I have no idea how to translate "roosterkoek" into English. First of all, it is not "koek" (cake) as called in Afrikaans, but rather bread. Let me rather explain what it is. It is pieces of normal bread dough, cut in portions of about 8x8 cm and then baked on a grill over coals. Maybe griddle cake would do…
Use the same recipe as for normal bread or, for an even faster method, use self-raising flour. The normal bread dough is tastier however.
a. When self raising flour is used, the flour is mixed with cold water, kneaded and rolled (or just flattened with your hands) and then it is ready to be cut and baked. It does not have to rise beforehand as it contains baking powder and will start rising the moment it lands on the grill.

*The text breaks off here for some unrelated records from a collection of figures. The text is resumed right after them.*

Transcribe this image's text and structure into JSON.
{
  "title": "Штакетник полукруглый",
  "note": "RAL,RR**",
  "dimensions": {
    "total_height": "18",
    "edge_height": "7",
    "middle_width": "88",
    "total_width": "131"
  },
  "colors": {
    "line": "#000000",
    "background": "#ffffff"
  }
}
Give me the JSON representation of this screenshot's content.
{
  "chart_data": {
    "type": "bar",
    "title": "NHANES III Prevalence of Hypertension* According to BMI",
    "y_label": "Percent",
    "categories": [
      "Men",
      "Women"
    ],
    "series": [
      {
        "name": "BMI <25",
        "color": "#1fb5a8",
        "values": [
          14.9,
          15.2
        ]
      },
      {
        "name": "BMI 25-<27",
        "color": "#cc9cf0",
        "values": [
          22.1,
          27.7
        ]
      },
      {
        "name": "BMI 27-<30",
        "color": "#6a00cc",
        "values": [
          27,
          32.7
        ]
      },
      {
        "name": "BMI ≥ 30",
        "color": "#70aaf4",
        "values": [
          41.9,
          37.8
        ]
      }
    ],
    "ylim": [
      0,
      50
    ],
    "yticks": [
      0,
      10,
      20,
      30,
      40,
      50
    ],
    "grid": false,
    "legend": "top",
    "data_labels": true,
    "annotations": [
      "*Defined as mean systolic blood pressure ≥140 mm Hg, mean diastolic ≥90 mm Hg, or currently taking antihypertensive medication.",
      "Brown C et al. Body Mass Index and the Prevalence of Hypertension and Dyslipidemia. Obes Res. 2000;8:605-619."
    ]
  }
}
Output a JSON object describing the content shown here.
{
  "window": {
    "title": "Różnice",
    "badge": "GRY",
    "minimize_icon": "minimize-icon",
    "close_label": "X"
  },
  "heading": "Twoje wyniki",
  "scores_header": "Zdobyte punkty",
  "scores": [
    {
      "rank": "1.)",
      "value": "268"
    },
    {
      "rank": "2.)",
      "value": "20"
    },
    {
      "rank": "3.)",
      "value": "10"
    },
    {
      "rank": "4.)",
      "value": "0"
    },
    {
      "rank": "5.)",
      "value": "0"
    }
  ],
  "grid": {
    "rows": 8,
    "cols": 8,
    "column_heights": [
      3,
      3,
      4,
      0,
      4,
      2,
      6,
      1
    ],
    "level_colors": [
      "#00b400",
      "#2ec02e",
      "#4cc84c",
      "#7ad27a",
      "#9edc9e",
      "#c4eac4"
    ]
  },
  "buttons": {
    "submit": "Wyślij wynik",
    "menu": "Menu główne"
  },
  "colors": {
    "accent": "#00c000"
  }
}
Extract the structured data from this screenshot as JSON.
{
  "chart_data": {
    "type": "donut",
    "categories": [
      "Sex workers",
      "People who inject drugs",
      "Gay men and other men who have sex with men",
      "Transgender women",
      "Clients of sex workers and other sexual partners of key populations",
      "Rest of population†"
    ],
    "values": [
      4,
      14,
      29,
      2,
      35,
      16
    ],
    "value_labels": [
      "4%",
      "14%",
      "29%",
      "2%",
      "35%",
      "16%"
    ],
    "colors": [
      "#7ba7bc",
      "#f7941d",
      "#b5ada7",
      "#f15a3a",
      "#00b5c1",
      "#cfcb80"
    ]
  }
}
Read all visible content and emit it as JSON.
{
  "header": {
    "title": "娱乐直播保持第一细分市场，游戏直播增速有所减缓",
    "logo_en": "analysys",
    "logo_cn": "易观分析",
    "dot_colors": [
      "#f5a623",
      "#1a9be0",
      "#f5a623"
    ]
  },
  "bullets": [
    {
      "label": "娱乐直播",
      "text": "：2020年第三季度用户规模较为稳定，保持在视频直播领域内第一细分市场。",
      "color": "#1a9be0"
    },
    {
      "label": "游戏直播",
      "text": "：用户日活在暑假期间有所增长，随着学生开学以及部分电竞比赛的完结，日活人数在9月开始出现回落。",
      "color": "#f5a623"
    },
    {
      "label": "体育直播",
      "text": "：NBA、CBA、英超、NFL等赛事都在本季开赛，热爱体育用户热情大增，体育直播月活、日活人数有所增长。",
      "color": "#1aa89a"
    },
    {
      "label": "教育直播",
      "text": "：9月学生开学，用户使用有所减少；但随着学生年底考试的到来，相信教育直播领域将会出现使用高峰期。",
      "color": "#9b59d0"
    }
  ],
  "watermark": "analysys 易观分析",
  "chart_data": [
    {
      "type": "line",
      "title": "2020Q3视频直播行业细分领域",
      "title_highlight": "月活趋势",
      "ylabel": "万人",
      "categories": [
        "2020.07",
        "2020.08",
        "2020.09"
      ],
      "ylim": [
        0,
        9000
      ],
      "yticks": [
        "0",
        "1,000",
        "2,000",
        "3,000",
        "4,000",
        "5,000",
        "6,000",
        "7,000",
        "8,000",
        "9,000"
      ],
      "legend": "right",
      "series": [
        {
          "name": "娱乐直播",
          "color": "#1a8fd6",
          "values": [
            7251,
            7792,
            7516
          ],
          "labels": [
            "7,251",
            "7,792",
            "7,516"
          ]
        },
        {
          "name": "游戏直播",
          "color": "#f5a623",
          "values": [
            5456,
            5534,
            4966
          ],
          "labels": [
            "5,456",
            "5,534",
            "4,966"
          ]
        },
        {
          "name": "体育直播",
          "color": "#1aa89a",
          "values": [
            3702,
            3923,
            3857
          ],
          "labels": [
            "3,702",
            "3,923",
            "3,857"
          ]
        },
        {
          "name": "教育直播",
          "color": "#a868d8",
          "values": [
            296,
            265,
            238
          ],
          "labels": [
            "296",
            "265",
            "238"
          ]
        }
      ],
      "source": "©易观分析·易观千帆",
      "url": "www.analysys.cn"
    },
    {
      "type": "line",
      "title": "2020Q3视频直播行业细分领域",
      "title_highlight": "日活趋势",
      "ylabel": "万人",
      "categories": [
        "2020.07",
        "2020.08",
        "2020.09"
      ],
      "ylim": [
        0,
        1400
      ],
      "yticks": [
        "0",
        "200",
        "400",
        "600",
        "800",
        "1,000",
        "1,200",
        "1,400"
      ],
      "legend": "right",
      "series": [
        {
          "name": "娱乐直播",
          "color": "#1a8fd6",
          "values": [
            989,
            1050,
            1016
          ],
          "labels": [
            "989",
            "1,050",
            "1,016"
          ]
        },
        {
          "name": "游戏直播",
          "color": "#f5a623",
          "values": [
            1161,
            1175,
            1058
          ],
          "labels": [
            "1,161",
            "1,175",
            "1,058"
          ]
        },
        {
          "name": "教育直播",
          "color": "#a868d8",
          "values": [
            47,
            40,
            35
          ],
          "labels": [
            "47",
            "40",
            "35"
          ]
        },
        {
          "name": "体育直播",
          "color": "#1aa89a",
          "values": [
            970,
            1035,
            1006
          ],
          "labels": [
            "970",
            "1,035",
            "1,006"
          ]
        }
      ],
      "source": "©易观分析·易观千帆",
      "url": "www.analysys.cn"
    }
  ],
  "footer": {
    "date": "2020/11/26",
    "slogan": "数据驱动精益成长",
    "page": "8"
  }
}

b. Use the basic bread recipe. Let the dough rise for 30 minutes, knead back and then roll out to a thickness of 1 to 1.5 cm. Cut into pieces of 8 x 8 cm. Dust a flat dish or oven pan with flour to prevent the pieces from sticking. Preheat the pan slightly, pack the pieces in the dish, far enough apart so that they will not stick together when rising. Cover with plastic and place in a warm place to rise.
At a campfire or in a lapa it can be a problem to find a warm place in which to keep the dough. During the day, the best will then be to put it in a vehicle with closed windows parked in the sun or in the evening the dish can be placed in a container with lukewarm water. Replenish the water from time to time to keep the dough warm enough. A large cool bag with a hot water bottle or warm stones in it can also work. Be creative.
As soon as the roosterkoeke has risen to about double their original thickness, they can be placed on the grill. Keep them high from the coals in order to bake slowly without burning. Turn the frequently and if they are thick, you could even let them stand against each other on their sides from time to time.
The roosterkoeke are ready when they make a hollow sound when tapped. Slice open and spread with butter and jam.